选项2:使用基本功能。使用:df $ valid < - as.POSIXct(strptime(df $ valid,“%d /%m /%Y%H:%M”,tz =“UTC”))然后将其四舍五入。
#1
0
We can do this in base R
by converting to POSIXlt
, set the minute
to 0, convert it back to POSIXct
and aggregate
to get the mean
of 'temp'
我们可以通过转换为POSIXlt在基数R中执行此操作,将分钟设置为0,将其转换回POSIXct并聚合以获得'temp'的平均值
df1$valid <- strptime(df1$valid, "%d/%m/%Y %H:%M")
df1$valid$min <- 0
df1$valid <- as.POSIXct(df1$valid)
aggregate(temp~valid, df1, FUN = mean)
#2
0
Option 1: The lubridate
solution using ceiling_date
or round_date
. It's not clear according to your data frame and results if what you want is to round or ceiling. For instance, in the first row you are rounding and in the third using ceiling.
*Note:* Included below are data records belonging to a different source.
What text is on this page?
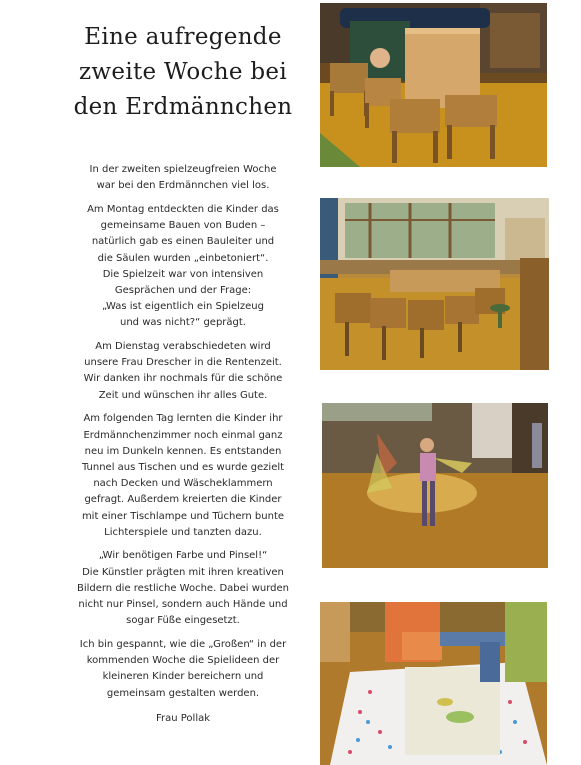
Eine aufregende
zweite Woche bei
den Erdmännchen
In der zweiten spielzeugfreien Woche
war bei den Erdmännchen viel los.
Am Montag entdeckten die Kinder das
gemeinsame Bauen von Buden –
natürlich gab es einen Bauleiter und
die Säulen wurden „einbetoniert“.
Die Spielzeit war von intensiven
Gesprächen und der Frage:
„Was ist eigentlich ein Spielzeug
und was nicht?“ geprägt.
Am Dienstag verabschiedeten wird
unsere Frau Drescher in die Rentenzeit.
Wir danken ihr nochmals für die schöne
Zeit und wünschen ihr alles Gute.
Am folgenden Tag lernten die Kinder ihr
Erdmännchenzimmer noch einmal ganz
neu im Dunkeln kennen. Es entstanden
Tunnel aus Tischen und es wurde gezielt
nach Decken und Wäscheklammern
gefragt. Außerdem kreierten die Kinder
mit einer Tischlampe und Tüchern bunte
Lichterspiele und tanzten dazu.
„Wir benötigen Farbe und Pinsel!“
Die Künstler prägten mit ihren kreativen
Bildern die restliche Woche. Dabei wurden
nicht nur Pinsel, sondern auch Hände und
sogar Füße eingesetzt.
Ich bin gespannt, wie die „Großen“ in der
kommenden Woche die Spielideen der
kleineren Kinder bereichern und
gemeinsam gestalten werden.
Frau Pollak
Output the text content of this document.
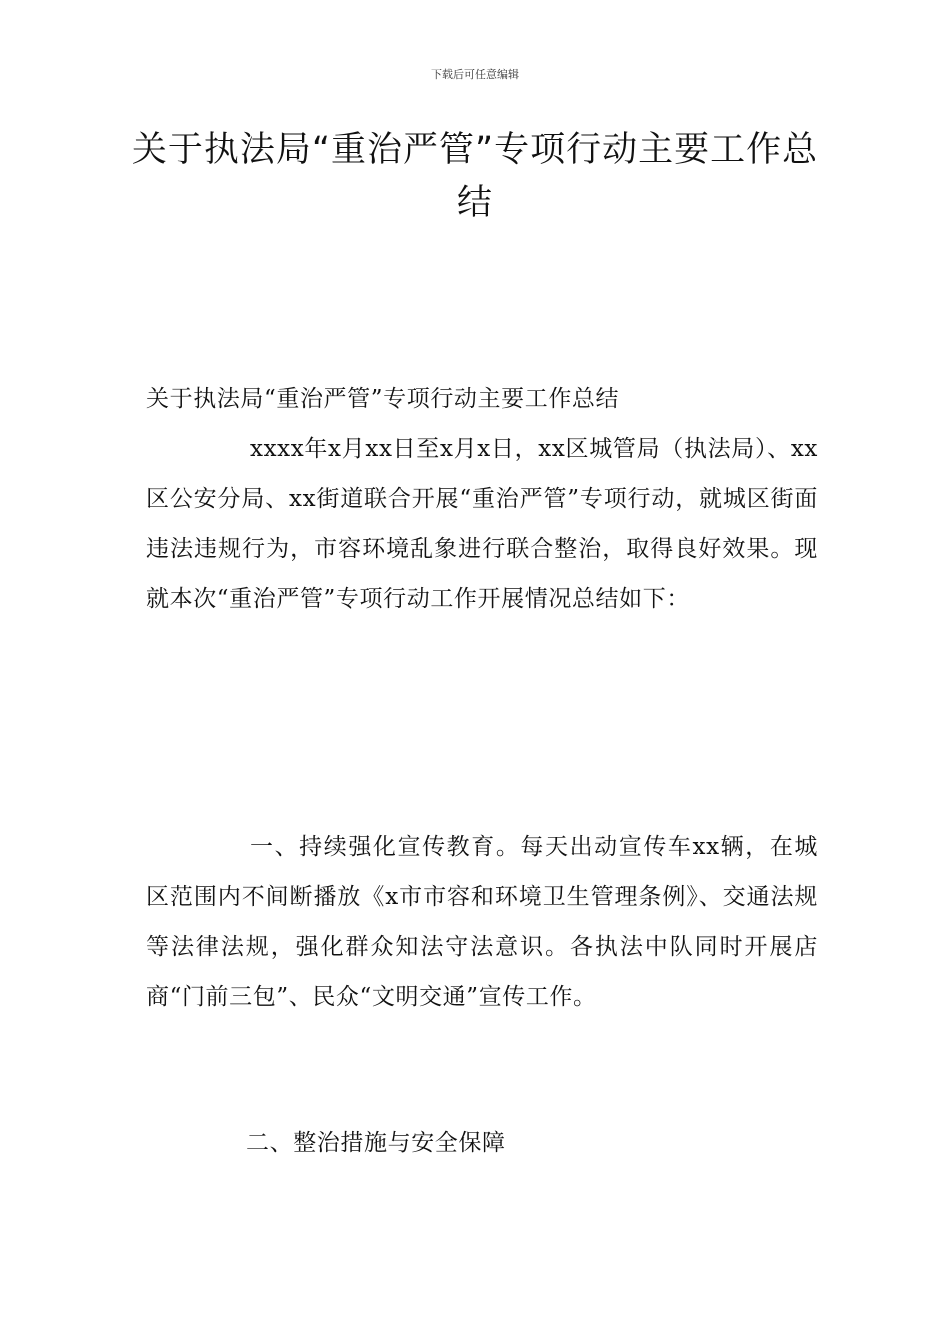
下载后可任意编辑
关于执法局“重治严管”专项行动主要工作总结
关于执法局“重治严管”专项行动主要工作总结
xxxx年x月xx日至x月x日，xx区城管局（执法局）、xx区公安分局、xx街道联合开展“重治严管”专项行动，就城区街面违法违规行为，市容环境乱象进行联合整治，取得良好效果。现就本次“重治严管”专项行动工作开展情况总结如下：
一、持续强化宣传教育。每天出动宣传车xx辆，在城区范围内不间断播放《x市市容和环境卫生管理条例》、交通法规等法律法规，强化群众知法守法意识。各执法中队同时开展店商“门前三包”、民众“文明交通”宣传工作。
二、整治措施与安全保障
Anyways here the example:
选项1:使用ceiling_date或round_date的lubridate解决方案。根据您的数据框架和结果,如果您想要的是圆形或天花板,则不清楚。例如,在第一行中您是四舍五入,在第三行中使用上限。无论如何这里的例子:
library(lubridate)
df <- data.frame(i = 1, valid= "17/08/2014 01:28", temp = 14)
df$valid <- dmy_hm(df$valid)
df$valid_round <- ceiling_date(df$valid , unit="hours")
Results:
i valid temp valid_round
1 1 2014-08-17 01:28:00 14 2014-08-17 02:00:00
Option 2: using the base
functions. Use: df$valid <- as.POSIXct(strptime(df$valid, "%d/%m/%Y %H:%M", tz ="UTC")) and then round it.
选项2:使用基本功能。使用:df $ valid < - as.POSIXct(strptime(df $ valid,“%d /%m /%Y%H:%M”,tz =“UTC”))然后将其四舍五入。